In the light of such lack of support from NAM members for India at critical moments in its history, it is astonishing that the dominant view so far has been that NAM was deeply relevant for India during the Cold War years. In reality, the only use NAM had for India was during the 1970s and 1980s. During this period, NAM served as a forum to channel India’s deep dissatisfaction with the international order, characterised as it was by economic, political, and nuclear hierarchies. It was through NAM that India articulated the call for a new international economic order that would cater for the special needs of the developing countries. Similarly, it was through NAM that India articulated the call for a new world information and communication order to provide a greater voice for developing countries in global communications. NAM also served as a forum for India to articulate its views on global nuclear disarmament and the discriminatory nature of the global nuclear order at the centre of which stood the Nuclear Non-Proliferation Treaty.
As we now know, all of these were failed causes that did not acquire any purchase and have since been abandoned. India in particular, but also most other NAM countries, have integrated themselves to varying degrees within the liberal economic order and have benefited from it. India today is a member of the G20 and its rising economic profile has contributed to the greater resonance of Indian popular culture around the world. In addition, India has declared itself as a nuclear weapons power and has for all practical purposes abandoned the call for global nuclear disarmament. Even India’s dissatisfaction with the nuclear order has waned in the wake of its accommodation into global nuclear commerce and the very real prospects of it becoming a member in various nuclear and dual-use technology cartels. The only dissatisfaction with the international order that India continues to nurture is with respect to a permanent seat on the UN Security Council. Even in this case, India has sought to assuage itself by gaining verbal assurances from almost all the countries of the world.

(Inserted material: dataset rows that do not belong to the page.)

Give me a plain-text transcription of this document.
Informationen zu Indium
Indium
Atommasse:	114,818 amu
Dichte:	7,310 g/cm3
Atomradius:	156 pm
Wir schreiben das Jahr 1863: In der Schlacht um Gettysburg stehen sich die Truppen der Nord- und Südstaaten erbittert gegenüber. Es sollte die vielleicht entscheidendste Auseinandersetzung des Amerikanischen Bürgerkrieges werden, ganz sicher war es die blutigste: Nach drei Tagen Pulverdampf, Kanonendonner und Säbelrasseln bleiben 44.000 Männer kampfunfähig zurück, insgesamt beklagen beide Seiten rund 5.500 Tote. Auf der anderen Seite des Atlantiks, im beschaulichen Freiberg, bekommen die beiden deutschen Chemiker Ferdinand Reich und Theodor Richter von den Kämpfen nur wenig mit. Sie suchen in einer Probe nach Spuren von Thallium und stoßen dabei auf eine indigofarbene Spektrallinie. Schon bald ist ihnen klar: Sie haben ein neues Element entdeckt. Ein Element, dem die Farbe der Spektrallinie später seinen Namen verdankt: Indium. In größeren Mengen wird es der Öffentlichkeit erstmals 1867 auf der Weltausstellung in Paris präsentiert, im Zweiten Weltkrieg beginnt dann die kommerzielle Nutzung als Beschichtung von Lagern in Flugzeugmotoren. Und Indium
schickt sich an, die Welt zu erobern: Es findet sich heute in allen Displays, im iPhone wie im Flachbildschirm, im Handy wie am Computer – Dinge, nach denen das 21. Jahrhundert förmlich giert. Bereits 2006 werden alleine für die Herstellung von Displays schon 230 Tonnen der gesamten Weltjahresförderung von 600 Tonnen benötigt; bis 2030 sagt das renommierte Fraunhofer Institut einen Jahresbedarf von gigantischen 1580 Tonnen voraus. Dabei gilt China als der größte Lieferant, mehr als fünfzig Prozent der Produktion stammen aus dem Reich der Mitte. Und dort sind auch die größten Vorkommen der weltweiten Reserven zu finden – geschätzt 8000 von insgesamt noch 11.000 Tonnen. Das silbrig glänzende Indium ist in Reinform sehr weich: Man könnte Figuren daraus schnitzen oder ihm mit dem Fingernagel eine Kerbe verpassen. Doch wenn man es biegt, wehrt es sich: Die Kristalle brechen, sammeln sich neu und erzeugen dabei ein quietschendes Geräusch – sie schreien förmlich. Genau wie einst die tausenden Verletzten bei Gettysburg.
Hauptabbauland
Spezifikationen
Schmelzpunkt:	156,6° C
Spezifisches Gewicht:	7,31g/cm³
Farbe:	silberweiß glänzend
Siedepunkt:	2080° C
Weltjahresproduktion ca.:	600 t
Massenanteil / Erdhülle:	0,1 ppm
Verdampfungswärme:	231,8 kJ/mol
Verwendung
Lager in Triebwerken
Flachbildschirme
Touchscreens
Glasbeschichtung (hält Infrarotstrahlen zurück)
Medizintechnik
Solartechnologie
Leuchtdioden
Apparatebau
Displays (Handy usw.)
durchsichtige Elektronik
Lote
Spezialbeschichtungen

Further, since the end of the Cold War, India has become a key member of various multilateral groupings: BASIC (Brazil, South Africa, India and China) for protecting and promoting its interests on climate change; G4 for pushing through reforms of the UN Security Council; G20 for managing the world economy; BRICS (Brazil, Russia, India, China and South Africa) and IBSA (India, Brazil and South Africa) to enhance economic coordination with countries that are similarly placed; and ASEAN-centred institutions, the Shanghai Cooperation Organisation, and Russia-India-China grouping for pursuing political and security interests.These engagements in multiple forums for varying economic, political and security purposes have, in the words of Shashi Tharoor, made the Non-Aligned Movement “largely incidental” to India’s pursuit of its national interest since the end of the Cold War.
In sum, the Non-Aligned Movement was not relevant for promoting India’s important national interests during the Cold War years. And since the end of the Cold War, India’s increasing integration with international economic, political and security structures has led to NAM losing even its earlier limited usefulness as a vehicle for articulating India’s dissatisfaction with the international order.
S. Kalyanaraman is Research Fellow at the Institute for Defence Studies and Analyses, New Delhi.